Add worms to a mixture of 10 mM Tris, 50 mM KCl, 1.5 mM MgCl2, pH 8.3, with 10 mg/ml Proteinase K.
Freeze the worms at -80°C for 15 minutes
Incubate at 65°C for 1 hour to digest the cuticle and then at 95°C for 15 minutes to denature the Proteinase K.
2. Amplify the gene of interest by Polymerase Chain Reaction (PCR) using primers designed to amplify only this gene or a part of this gene.
Add dNTPs to a final concentration of 0.2 mM and primers to a final concentration of 0.4 mM each.
Add Taq according to manufacturer's instructions.
Determine the proper reaction conditions for your primers and gene size.
After amplification check for success via agarose gel electrophoresis.
3. Purify the product and send for sequencing
Remove all impurities and chemicals from the PCR product using a Qiagen PCR Purification Kit
following manufacturer's instructions.
Quantify DNA concentration.
Send proper concentration of DNA and primers to company for sequencing. Primers were designed from looking up the gene of interest (or ORF region)'s sequence in WormBase and figuring out complementary short sequences at the beginning and end of the region we want to sequence. We have used Genewizas our commercial sequencing facility.
What you need to do:
To analyze your sequences, you will need to work with software that can read .abi and .seq files that are generated by automatic sequencers.
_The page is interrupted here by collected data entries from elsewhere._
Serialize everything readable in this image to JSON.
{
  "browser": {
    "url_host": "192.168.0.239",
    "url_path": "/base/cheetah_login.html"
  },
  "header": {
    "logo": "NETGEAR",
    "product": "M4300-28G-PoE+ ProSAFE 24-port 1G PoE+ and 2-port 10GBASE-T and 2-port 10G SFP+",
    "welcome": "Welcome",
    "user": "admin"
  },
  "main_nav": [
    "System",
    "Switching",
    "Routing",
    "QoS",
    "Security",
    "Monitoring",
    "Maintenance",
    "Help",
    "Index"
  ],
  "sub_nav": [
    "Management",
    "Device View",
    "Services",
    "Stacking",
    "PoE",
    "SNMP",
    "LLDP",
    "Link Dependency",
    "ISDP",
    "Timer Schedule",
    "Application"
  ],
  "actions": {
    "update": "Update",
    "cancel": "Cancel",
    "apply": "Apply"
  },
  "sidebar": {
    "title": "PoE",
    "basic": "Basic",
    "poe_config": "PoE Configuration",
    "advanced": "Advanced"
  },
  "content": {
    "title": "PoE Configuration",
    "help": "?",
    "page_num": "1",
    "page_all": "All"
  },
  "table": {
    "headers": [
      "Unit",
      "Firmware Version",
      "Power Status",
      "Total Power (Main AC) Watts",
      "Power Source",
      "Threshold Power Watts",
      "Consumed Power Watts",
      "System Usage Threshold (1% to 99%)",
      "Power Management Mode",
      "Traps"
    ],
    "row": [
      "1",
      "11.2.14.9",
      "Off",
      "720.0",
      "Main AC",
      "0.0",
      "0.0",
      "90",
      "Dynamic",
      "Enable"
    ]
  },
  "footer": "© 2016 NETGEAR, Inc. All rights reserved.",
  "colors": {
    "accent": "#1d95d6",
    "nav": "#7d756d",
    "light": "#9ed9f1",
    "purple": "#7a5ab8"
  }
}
If there is time, your instructor will show you our ABI automatic sequencer and explain its operation. The directions for using the DNAstar software by Lasergene to analyze your sequences are found at: Media:Instructions for DNA sequence analysis F13 (1).doc
Lab 6: Series 3-Reverse Genetics: Investigating Gene Function & Regulation Using RNAi
TODAY you will start some preliminary work to begin our Series 3 investigation. To read more about it, go to Background Information on Project 3: Investigating Gene Regulation Using RNAi
In the age of genome sequencing we now know, or can make educated guesses about, the location of every gene in an organism's genome; however, this does not give us any information about the function of the gene product (protein) in the organism. We can use reverse genetic analysis to help us solve this puzzle. There are several tools in the reverse genetics toolbox: directed mutation (point mutations or deletions), overexpression using transgenes, and gene silencing using knockout organisms or double stranded RNA (RNAi). Only RNAi and overexpression have been perfected in C. elegans. Scientists still have not found a way to do in vivo homologous recombination in worms.
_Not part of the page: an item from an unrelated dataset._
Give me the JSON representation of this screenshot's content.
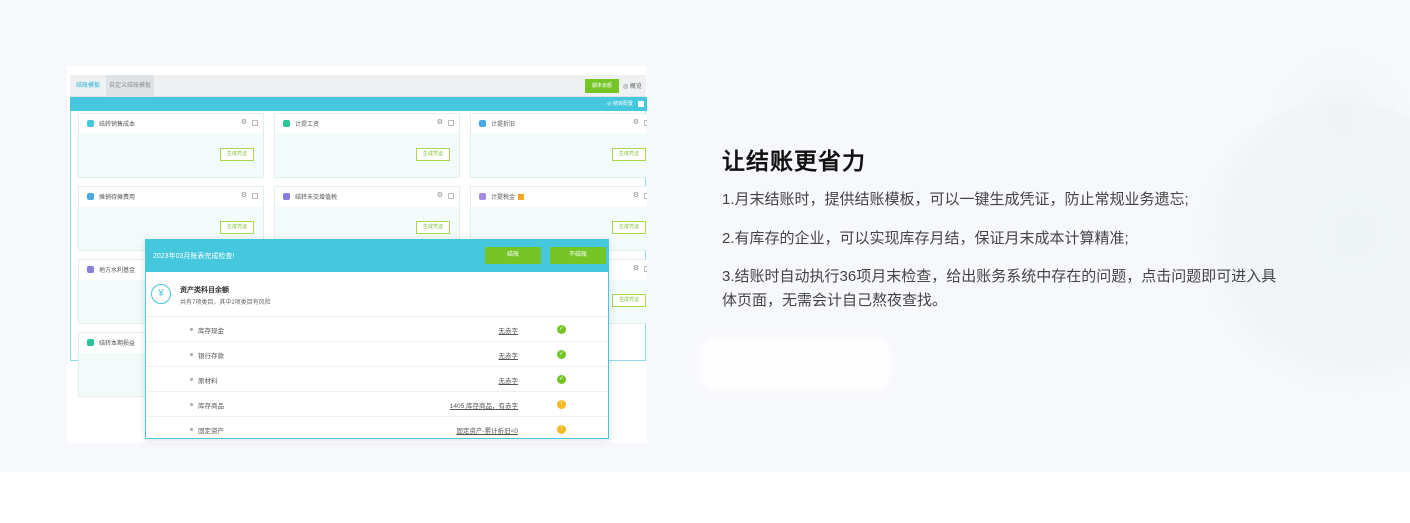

We are going to use RNAi as our tool to investigate gene function via reverse genetics. C. elegans is the first animal in which the process of RNAi was discovered. A similar system was identified in plants years earlier but, curiously, that groundbreaking discovery was largely ignored by the scientific community until it was noticed in animal models. We now know that RNA regulation in cells is a fundamental method of regulating gene expression in organisms ranging from microscopic C. elegans to humans. Many labs are now working non-stop to develop treatments for many "incurable" human diseases using RNAi.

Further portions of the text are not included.